I am also facing similar issue. Mostly looks like this is because of dictionary in the labels i guess. Did anyone tried to solve this issue ?
Same issue. Have anyone solved it pls?
I have same problem. I noticed some of the labels are not string type. After converting all the labels to string type. It worked for me
Make sure all your inputs are string type
I have the same issue with a custom dataset. Everything is a string, however some of the 'content' values are stringified jsons, could that be an issue?

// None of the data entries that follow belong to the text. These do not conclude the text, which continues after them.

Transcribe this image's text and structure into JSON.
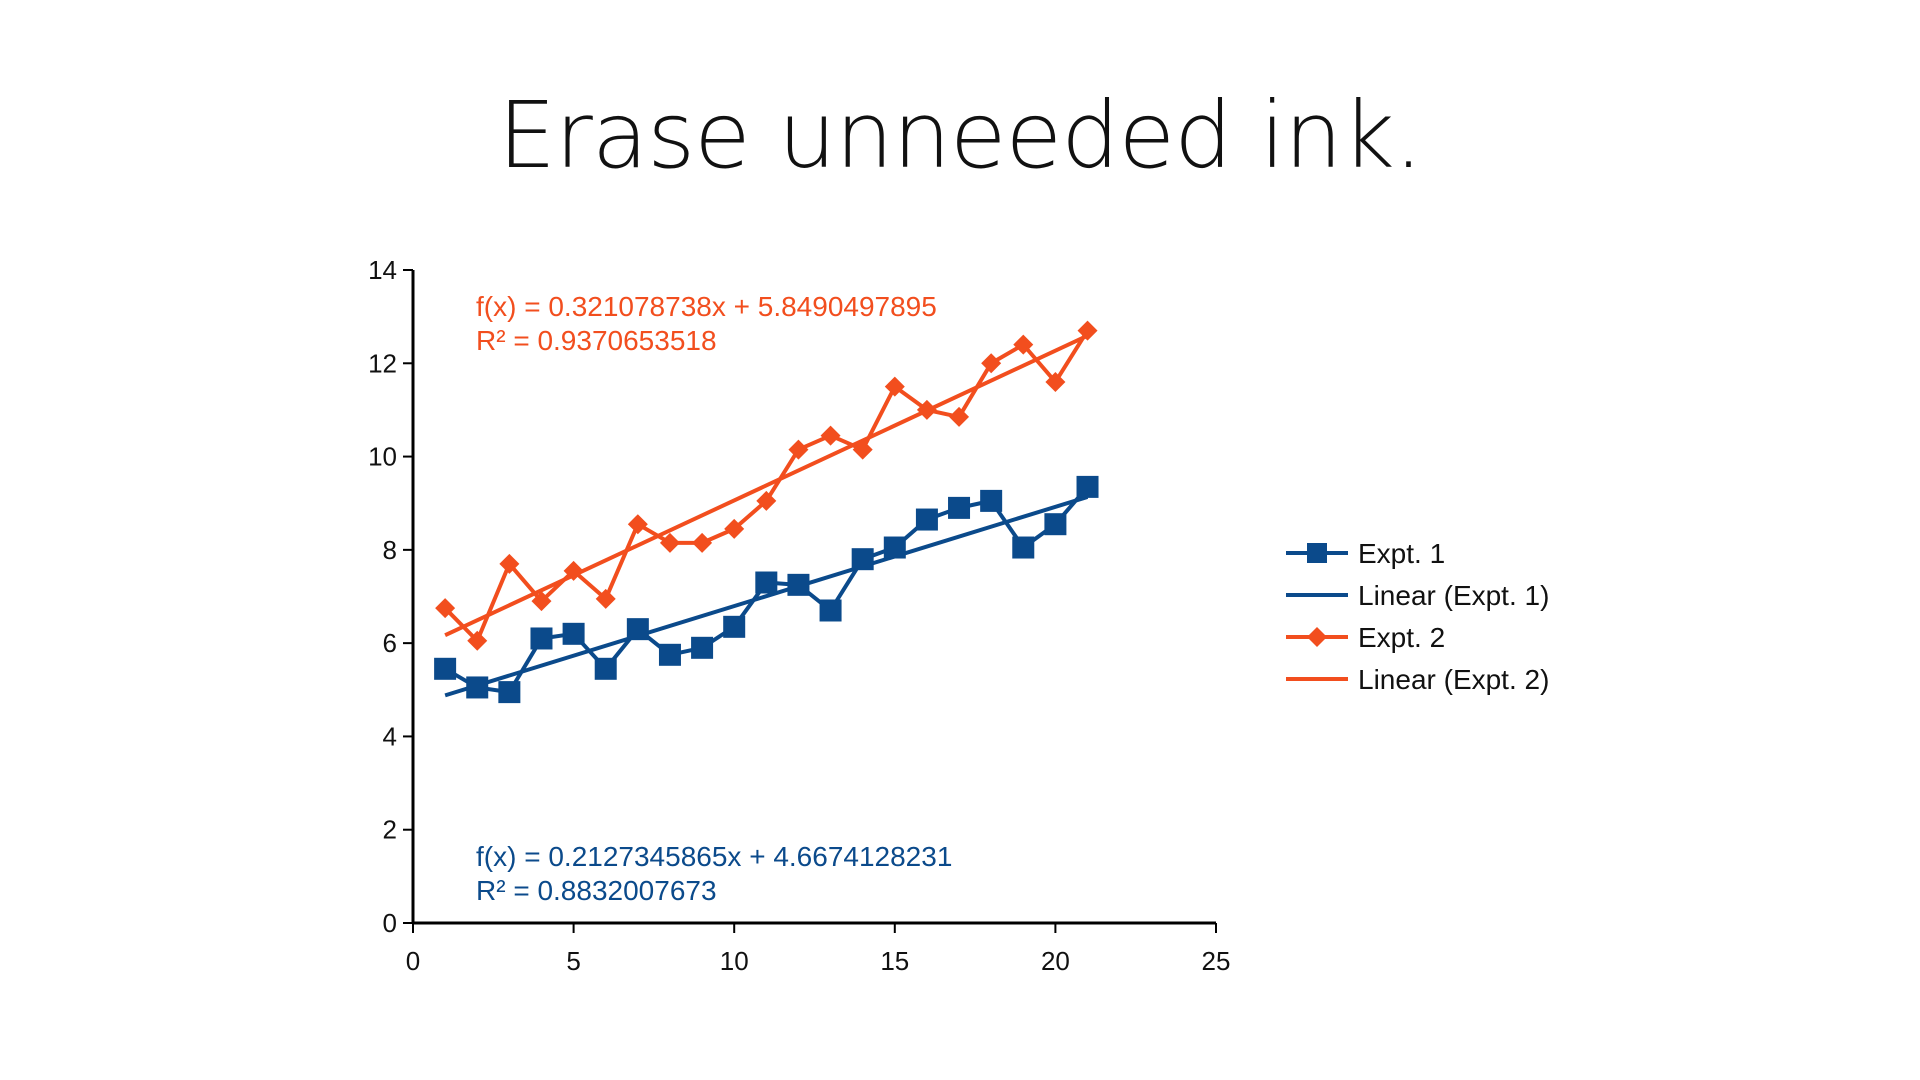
{
  "slide": {
    "title": "Erase unneeded ink."
  },
  "chart_data": {
    "type": "scatter",
    "title": "",
    "xlabel": "",
    "ylabel": "",
    "xlim": [
      0,
      25
    ],
    "ylim": [
      0,
      14
    ],
    "xticks": [
      0,
      5,
      10,
      15,
      20,
      25
    ],
    "yticks": [
      0,
      2,
      4,
      6,
      8,
      10,
      12,
      14
    ],
    "grid": false,
    "legend_position": "right",
    "series": [
      {
        "name": "Expt. 1",
        "color": "#0b4a8b",
        "marker": "square",
        "x": [
          1,
          2,
          3,
          4,
          5,
          6,
          7,
          8,
          9,
          10,
          11,
          12,
          13,
          14,
          15,
          16,
          17,
          18,
          19,
          20,
          21
        ],
        "y": [
          5.45,
          5.05,
          4.95,
          6.1,
          6.2,
          5.45,
          6.3,
          5.75,
          5.9,
          6.35,
          7.3,
          7.25,
          6.7,
          7.8,
          8.05,
          8.65,
          8.9,
          9.05,
          8.05,
          8.55,
          9.35
        ],
        "trendline": {
          "name": "Linear (Expt. 1)",
          "slope": 0.2127345865,
          "intercept": 4.6674128231,
          "equation": "f(x) = 0.2127345865x + 4.6674128231",
          "r_squared": "R² = 0.8832007673"
        }
      },
      {
        "name": "Expt. 2",
        "color": "#f24e1e",
        "marker": "diamond",
        "x": [
          1,
          2,
          3,
          4,
          5,
          6,
          7,
          8,
          9,
          10,
          11,
          12,
          13,
          14,
          15,
          16,
          17,
          18,
          19,
          20,
          21
        ],
        "y": [
          6.75,
          6.05,
          7.7,
          6.9,
          7.55,
          6.95,
          8.55,
          8.15,
          8.15,
          8.45,
          9.05,
          10.15,
          10.45,
          10.15,
          11.5,
          11.0,
          10.85,
          12.0,
          12.4,
          11.6,
          12.7
        ],
        "trendline": {
          "name": "Linear (Expt. 2)",
          "slope": 0.321078738,
          "intercept": 5.8490497895,
          "equation": "f(x) = 0.321078738x + 5.8490497895",
          "r_squared": "R² = 0.9370653518"
        }
      }
    ]
  }
}
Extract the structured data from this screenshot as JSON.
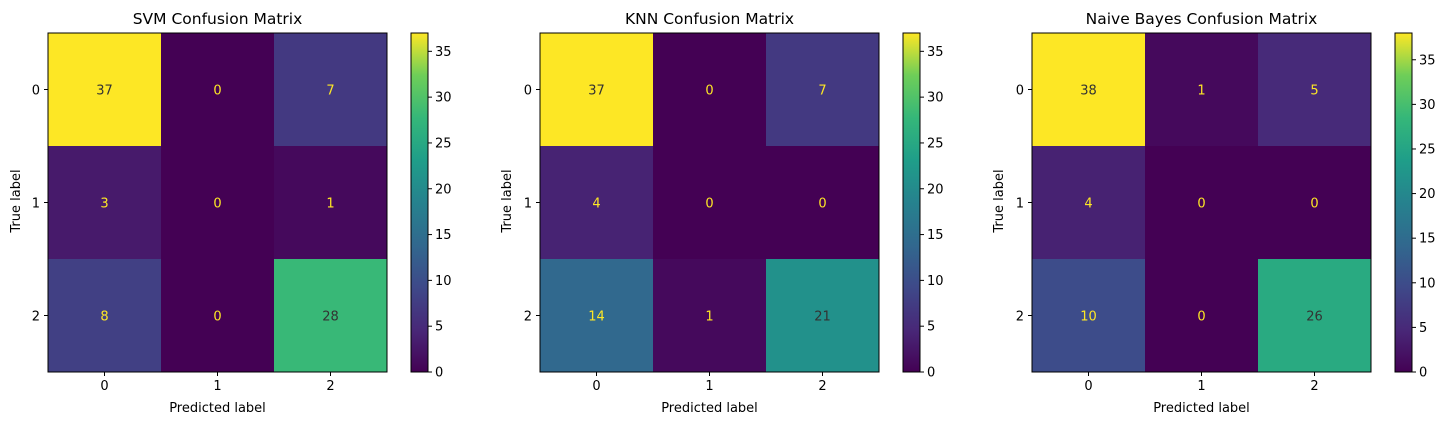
{
  "chart_data": [
    {
      "type": "heatmap",
      "title": "SVM Confusion Matrix",
      "xlabel": "Predicted label",
      "ylabel": "True label",
      "x_categories": [
        "0",
        "1",
        "2"
      ],
      "y_categories": [
        "0",
        "1",
        "2"
      ],
      "values": [
        [
          37,
          0,
          7
        ],
        [
          3,
          0,
          1
        ],
        [
          8,
          0,
          28
        ]
      ],
      "colorbar": {
        "min": 0,
        "max": 37,
        "ticks": [
          0,
          5,
          10,
          15,
          20,
          25,
          30,
          35
        ]
      },
      "colormap": "viridis"
    },
    {
      "type": "heatmap",
      "title": "KNN Confusion Matrix",
      "xlabel": "Predicted label",
      "ylabel": "True label",
      "x_categories": [
        "0",
        "1",
        "2"
      ],
      "y_categories": [
        "0",
        "1",
        "2"
      ],
      "values": [
        [
          37,
          0,
          7
        ],
        [
          4,
          0,
          0
        ],
        [
          14,
          1,
          21
        ]
      ],
      "colorbar": {
        "min": 0,
        "max": 37,
        "ticks": [
          0,
          5,
          10,
          15,
          20,
          25,
          30,
          35
        ]
      },
      "colormap": "viridis"
    },
    {
      "type": "heatmap",
      "title": "Naive Bayes Confusion Matrix",
      "xlabel": "Predicted label",
      "ylabel": "True label",
      "x_categories": [
        "0",
        "1",
        "2"
      ],
      "y_categories": [
        "0",
        "1",
        "2"
      ],
      "values": [
        [
          38,
          1,
          5
        ],
        [
          4,
          0,
          0
        ],
        [
          10,
          0,
          26
        ]
      ],
      "colorbar": {
        "min": 0,
        "max": 38,
        "ticks": [
          0,
          5,
          10,
          15,
          20,
          25,
          30,
          35
        ]
      },
      "colormap": "viridis"
    }
  ]
}
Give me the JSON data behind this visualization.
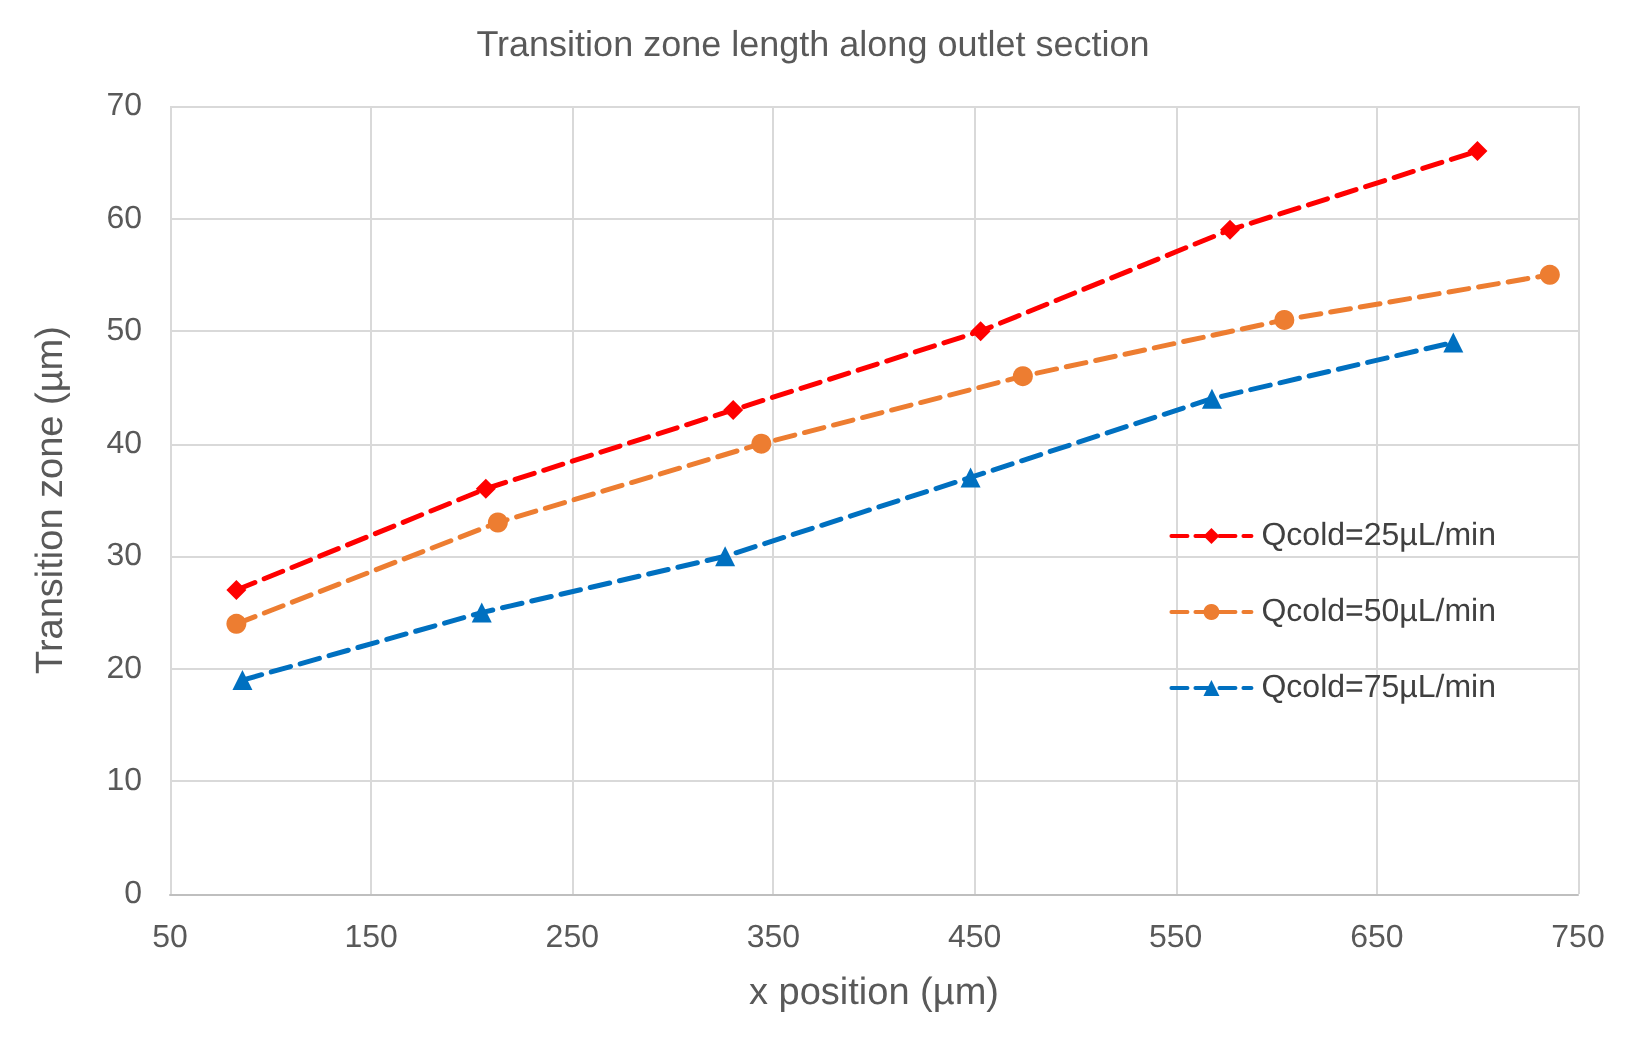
{
  "chart_data": {
    "type": "line",
    "title": "Transition zone length along outlet section",
    "xlabel": "x position (µm)",
    "ylabel": "Transition zone (µm)",
    "xlim": [
      50,
      750
    ],
    "xticks": [
      50,
      150,
      250,
      350,
      450,
      550,
      650,
      750
    ],
    "ylim": [
      0,
      70
    ],
    "yticks": [
      0,
      10,
      20,
      30,
      40,
      50,
      60,
      70
    ],
    "grid": true,
    "legend": "right",
    "line_style": "dashed",
    "series": [
      {
        "name": "Qcold=25µL/min",
        "color": "#ff0000",
        "marker": "diamond",
        "x": [
          83,
          207,
          330,
          453,
          577,
          700
        ],
        "values": [
          27,
          36,
          43,
          50,
          59,
          66
        ]
      },
      {
        "name": "Qcold=50µL/min",
        "color": "#ed7d31",
        "marker": "circle",
        "x": [
          83,
          213,
          344,
          474,
          604,
          736
        ],
        "values": [
          24,
          33,
          40,
          46,
          51,
          55
        ]
      },
      {
        "name": "Qcold=75µL/min",
        "color": "#0070c0",
        "marker": "triangle",
        "x": [
          86,
          205,
          326,
          448,
          568,
          688
        ],
        "values": [
          19,
          25,
          30,
          37,
          44,
          49
        ]
      }
    ]
  }
}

I have the same issue with a custom dataset. And I am sure that everything is string type. but still meet the same error.
I have the same issue with a custom dataset. And I am sure that everything is string type. but still meet the same error.
I met the same issue and it turns out that I didn't add question_id to the data.